There have been numerous end-times visions that have hit our movie theaters in the recent past. From "I am Legend" to "Book of Eli", heroic survivors have always had to fight their way through apocalyptic scenarios. But compared to what John Hillcoat puts his viewers through, the other end-times films seemed almost like cheerful summer comedies. In "The Road" the hunger, the cold, the all-encompassing hopelessness is made palpable to the audience by the fantastically bleak imagery, the atmospheric music by Nick Cave and Warren Ellis, but also by the intense acting of the great Viggo Mortensen and the no less talented Kodi Smit-McPhee. As a result, "The Road" becomes not only a visual experience, but also a physical one that demands a great deal from the moviegoer.

As the story, ominously suspenseful in its stillness and silence, progresses, the viewer is drawn further and further into it emotionally. But this is definitely something you should get involved with. For Hillcoat does an excellent job of allowing a small ray of hope to shine through the darkness without it seeming contrived, implausible, or even cheesy. His appeal not to lose one's humanity even in the greatest hopelessness is one of the most powerful things to be seen in cinema in recent times.

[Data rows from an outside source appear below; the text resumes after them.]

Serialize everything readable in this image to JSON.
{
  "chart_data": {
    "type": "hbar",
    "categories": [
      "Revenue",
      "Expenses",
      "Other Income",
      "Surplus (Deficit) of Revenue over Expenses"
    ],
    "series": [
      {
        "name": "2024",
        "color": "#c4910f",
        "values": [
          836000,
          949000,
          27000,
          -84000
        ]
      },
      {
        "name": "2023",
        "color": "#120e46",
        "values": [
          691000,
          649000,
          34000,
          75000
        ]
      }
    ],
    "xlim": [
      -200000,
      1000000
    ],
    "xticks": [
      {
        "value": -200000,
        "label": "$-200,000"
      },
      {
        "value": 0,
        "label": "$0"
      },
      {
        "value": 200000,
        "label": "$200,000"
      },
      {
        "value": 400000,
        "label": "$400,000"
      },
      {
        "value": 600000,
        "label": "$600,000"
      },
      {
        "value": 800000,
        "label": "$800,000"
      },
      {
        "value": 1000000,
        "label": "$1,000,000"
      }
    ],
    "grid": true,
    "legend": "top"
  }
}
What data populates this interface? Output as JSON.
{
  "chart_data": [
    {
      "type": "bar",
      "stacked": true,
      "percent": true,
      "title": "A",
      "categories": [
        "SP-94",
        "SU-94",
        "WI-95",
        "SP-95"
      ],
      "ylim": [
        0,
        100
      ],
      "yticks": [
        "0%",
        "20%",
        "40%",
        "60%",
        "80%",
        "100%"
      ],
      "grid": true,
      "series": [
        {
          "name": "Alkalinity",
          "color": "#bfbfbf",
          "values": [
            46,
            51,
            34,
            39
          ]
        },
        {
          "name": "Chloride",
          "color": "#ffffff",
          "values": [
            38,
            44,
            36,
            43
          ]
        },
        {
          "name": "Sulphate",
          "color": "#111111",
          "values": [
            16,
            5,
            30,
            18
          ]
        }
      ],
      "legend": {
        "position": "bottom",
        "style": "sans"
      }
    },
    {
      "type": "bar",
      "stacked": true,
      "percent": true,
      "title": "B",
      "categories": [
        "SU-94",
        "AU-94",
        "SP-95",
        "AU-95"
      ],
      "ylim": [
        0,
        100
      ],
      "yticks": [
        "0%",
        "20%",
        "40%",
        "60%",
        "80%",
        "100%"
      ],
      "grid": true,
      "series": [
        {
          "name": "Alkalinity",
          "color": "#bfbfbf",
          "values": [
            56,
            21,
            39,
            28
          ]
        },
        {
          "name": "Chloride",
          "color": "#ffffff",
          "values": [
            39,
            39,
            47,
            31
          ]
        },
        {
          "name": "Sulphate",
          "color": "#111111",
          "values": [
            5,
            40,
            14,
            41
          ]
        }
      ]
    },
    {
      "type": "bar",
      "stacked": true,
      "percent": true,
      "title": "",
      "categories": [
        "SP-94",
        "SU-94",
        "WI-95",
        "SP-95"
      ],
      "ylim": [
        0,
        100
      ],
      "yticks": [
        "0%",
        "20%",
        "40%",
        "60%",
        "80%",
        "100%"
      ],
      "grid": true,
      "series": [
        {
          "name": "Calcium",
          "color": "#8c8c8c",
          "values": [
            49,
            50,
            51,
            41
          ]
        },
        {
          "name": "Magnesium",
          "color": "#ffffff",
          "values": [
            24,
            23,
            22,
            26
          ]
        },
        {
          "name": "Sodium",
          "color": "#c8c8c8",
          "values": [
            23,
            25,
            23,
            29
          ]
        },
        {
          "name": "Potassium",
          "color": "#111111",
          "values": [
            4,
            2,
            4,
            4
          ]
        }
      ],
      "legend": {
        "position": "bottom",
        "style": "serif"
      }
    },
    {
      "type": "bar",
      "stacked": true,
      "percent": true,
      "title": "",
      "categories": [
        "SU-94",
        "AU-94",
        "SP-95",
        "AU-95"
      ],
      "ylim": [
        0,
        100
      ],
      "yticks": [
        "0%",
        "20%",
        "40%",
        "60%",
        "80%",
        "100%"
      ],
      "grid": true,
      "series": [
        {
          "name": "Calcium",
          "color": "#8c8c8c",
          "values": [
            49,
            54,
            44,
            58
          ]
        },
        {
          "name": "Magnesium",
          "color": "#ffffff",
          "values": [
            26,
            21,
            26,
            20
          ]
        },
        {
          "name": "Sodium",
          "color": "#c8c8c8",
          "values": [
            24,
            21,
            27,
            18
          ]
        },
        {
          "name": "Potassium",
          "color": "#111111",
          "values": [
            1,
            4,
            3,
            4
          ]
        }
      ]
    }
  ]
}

Surely, "The Road" is an exhausting film, extremely depressing and pessimistic for large parts. Not necessarily the best conditions for an enjoyable evening at the cinema. But if you are looking for a particularly intense, superbly acted and relentlessly powerful cinema of a special kind, this road movie of the apocalyptic kind will more than serve you. Absolutely recommended!